O diploma aprovado visa diminuir o actual período de férias judiciais de Verão de dois meses (16 de Julho a 14 de Setembro) para apenas o mês de Agosto, reduzindo o actual período de férias judicial anual que é de cerca de 80 dias, incluindo as do Natal e da Páscoa.

"Com esta medida, procura-se retirar o máximo rendimento dos recursos humanos e materiais actualmente empregues, aumentando a produtividade dos tribunais, e em consequência a qualidade do serviço prestado" aos cidadãos, refere um documento oficial.

O ministro da Justiça, Alberto Costa, referiu aos jornalistas que em outros países europeus as férias judiciais de Verão são reduzidas e que o Governo encontrará soluções para que, mesmo durante o mês de Agosto, os tribunais assegurem os seus serviços aos cidadãos.

Questionado se todos os oficiais de justiça e magistrados adstritos aos tribunais teriam de futuro de gozar férias no mês de Agosto, o ministro lembrou que existem outros períodos de férias judiciais (Natal e Páscoa), pelo que o Executivo irá apresentar soluções que "tenham consenso" dos operadores judiciários.

Na véspera, o ministro declarou que 97 por cento dos processos estão parados durante as férias judiciais, prevendo que com o encurtamento das férias se possa aumentar em cerca de 10 por cento o número de casos findos pelos tribunais.
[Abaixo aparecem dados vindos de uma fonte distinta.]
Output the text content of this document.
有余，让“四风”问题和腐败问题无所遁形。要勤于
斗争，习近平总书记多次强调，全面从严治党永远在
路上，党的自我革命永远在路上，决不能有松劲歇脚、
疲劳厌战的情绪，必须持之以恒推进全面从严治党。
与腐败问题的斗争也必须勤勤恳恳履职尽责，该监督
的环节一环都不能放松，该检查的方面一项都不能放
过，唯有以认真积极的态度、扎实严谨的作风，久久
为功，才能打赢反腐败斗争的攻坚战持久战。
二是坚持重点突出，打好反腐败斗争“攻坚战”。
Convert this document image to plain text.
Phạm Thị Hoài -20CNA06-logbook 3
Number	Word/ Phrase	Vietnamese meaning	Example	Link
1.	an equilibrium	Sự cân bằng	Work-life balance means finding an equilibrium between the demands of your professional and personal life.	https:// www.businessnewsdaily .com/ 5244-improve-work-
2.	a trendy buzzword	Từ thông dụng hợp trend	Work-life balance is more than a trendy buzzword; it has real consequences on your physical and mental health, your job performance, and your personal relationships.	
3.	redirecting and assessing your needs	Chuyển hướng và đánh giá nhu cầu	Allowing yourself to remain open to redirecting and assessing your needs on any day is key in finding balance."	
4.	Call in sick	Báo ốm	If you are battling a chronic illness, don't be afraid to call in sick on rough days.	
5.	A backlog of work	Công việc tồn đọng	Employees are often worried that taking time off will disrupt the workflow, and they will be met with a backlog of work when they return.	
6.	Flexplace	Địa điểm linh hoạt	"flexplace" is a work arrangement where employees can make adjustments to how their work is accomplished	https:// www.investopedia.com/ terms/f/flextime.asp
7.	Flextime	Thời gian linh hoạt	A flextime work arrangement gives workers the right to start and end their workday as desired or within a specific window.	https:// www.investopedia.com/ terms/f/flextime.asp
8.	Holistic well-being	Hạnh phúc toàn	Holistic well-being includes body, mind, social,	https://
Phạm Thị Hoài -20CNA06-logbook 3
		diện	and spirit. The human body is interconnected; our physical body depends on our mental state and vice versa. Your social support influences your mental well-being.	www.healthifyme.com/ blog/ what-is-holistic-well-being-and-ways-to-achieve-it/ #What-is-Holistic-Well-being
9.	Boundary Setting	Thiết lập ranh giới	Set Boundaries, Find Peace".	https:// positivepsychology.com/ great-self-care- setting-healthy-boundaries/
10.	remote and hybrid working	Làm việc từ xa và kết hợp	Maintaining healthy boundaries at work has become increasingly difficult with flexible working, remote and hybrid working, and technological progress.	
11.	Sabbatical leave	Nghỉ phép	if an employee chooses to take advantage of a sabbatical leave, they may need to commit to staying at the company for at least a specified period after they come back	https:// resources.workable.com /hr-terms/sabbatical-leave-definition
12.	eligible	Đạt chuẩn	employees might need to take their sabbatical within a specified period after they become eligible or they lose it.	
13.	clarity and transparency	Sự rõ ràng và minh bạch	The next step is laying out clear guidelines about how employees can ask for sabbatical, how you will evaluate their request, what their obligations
Quanto ao regime do cheque sem provisão, a proposta de lei a remeter à Assembleia da República descriminaliza o cheque que não se destine ao pagamento de quantia superior a 150 euros, passando os bancos a estar obrigados a pagar os cheques "carecas" inferiores àquele valor.

Segundos dados estatísticos, sete por cento das acusações dizem respeito a cheques sem provisão, pelo que o ministro espera com esta e outras medidas descongestionar os tribunais e recuperar recursos humanos que estavam adstritos àquelas tarefas.

Alberto Costa estimou que só na área dos cheques sem provisão estejam adstritos 20 magistrados e 40 funcionários judiciais.

Outra das medidas aprovadas converte as transgressões e as contravenções ainda existentes, cujos processos exigem a intervenção do tribunal, em contra-ordenações, que passam a ser resolvidas por entidades administrativas com atribuições nas respectivas áreas.

Com isto, pretende-se retirar cerca de 12 cento dos processos existentes em alguns tribunais, libertando capacidades humanas para outras áreas, conforme explicou o governante.

"Não são medidas para fazer mais emprego, mas para tirar partido dos recursos humanos já existentes", disse Alberto Costa, vincando que o Governo conseguiu actuar, com rapidez e "elevada prioridade", nesta área em menos de dois meses de mandato.

Quanto ao valor exacto do impacto que tais medidas terão no conjunto para o descongestionamento dos tribunais, o ministro não quis avançar dados concretos, mas frisou que há "uma expectativa positiva" face a estudos realizados pelos serviços do seu Ministério.

A maioria das medidas hoje aprovadas em Conselho de Ministros deverão ter efeitos práticos já no decurso do ano de 2006, explicou ainda.

No capítulo da modificação do regime fiscal dos créditos incobráveis, uma das medidas aprovadas estabelece que "os créditos reclamados em acções judiciais pendentes durante um período superior a um ano sem decisão judicial possam ser aceites para efeitos fiscais, até um determinado limite, mediante desistência do pedido".

Outra das medidas pretende "assegurar um tratamento específico", no âmbito dos tribunais, aos litigantes de massa, incluindo a previsão de decisões judiciais que abranjam vários processos.

Foi também introduzida a regra da competência territorial do tribunal da comarca do réu para as acções relativas ao cumprimento de obrigações, o que permitirá desanuviar alguns tribunais situados na área das empresas que movem milhares de processos contra clientes.